Someone who had two part-time jobs and lost one would not be considered unemployed but the lost job would be counted in the payroll employment numbers.
Overall, the number of U.S. jobs, full- and part-time, is down 6.5 million since the recession began in December 2007.
In addition, lost in the broad national numbers are the extent of the hits taken by undercounted groups such as Hispanics and African-Americans.
Despite the smaller increase of jobless people in June, there is evidence in the bureau's report that those who were out of work are having a difficult time finding jobs.
The number of people who have been unemployed for 27 weeks or more -- the so-called long-term unemployed -- increased by 433,000 in June to nearly 4.4 million.
Harry J. Holzer, an economist with Georgetown University and the Urban Institute in Washington, D.C., said other numbers in the report more accurately reflect what is happening in the labor force than the widely reported unemployment rate.
Mr. Holzer said a better indicator of the country's overall economic health is a table put out by the Bureau of Labor Statistics that reports in June 16.5 percent of people who would work if they could are either unemployed, marginally attached (defined as people without jobs who have given up looking for work) or stuck in part-time jobs and can't get enough hours to be full time.
That number has been steadily climbing.
High unemployment in certain groups also may be underreported.
Mr. Holzer said Hispanics had an unemployment rate of 11.8 percent.
Yet that group is heavily represented in the home construction labor force, which has been hit hard in this recession. Because undocumented construction workers are unlikely to answer a government survey, the rate may not fully reflect the unemployment.
Black men, too, actually have higher rates than the official unemployment rate of 16.4 percent reported in June, Mr. Holzer said.
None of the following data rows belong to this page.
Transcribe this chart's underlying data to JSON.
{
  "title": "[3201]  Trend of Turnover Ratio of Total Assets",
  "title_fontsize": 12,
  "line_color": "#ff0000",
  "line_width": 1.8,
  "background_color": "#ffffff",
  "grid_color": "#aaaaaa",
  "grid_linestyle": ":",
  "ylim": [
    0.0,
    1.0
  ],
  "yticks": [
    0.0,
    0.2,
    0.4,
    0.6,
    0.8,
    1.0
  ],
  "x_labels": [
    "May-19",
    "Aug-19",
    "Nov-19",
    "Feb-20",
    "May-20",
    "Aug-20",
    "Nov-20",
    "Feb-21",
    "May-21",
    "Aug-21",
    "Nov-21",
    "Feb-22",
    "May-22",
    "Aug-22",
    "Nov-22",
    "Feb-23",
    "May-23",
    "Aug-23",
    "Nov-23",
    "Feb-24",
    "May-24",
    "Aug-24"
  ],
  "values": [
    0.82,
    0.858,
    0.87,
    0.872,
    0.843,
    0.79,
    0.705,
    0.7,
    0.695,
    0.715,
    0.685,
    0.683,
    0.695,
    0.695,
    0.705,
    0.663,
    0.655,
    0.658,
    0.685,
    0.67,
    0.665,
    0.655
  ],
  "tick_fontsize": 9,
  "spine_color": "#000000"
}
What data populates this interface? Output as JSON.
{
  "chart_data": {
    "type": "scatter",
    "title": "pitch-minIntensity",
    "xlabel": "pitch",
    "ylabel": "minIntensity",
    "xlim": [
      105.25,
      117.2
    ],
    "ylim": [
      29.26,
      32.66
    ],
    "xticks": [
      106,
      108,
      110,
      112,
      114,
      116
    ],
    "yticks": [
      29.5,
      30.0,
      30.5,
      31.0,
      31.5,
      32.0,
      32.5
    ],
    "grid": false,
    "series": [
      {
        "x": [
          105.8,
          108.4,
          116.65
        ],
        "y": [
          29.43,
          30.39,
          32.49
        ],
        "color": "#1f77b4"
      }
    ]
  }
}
Teenagers, officially those aged 16 to 19, had particularly high rates of unemployment. Unemployment for white teens last month was reported at 21.4 percent while black teens were far worse off with a 37.9 percent unemployment rate. That translated to 1.16 million unemployed white teenagers and 276,000 unemployed black teenagers.
Overall unemployment officially hit 14.7 percent for black men and women of all ages, but Algernon Austin, director of the Program on Race, Ethnicity and the Economy for the Economic Policy Institute in Washington, D.C., said it is probably closer to 16.5 percent. It's difficult to contact and accurately survey unemployed people.
He said African-American unemployment would have climbed higher if that population had been swept into the housing boom that led up to the housing bust.
Mr. Austin said the silver lining, such as it is, is that in most recessions, the official overall unemployment figure for blacks is normally twice that of the national unemployment rate. Currently the unemployment rate for black people is only 1.75 times higher.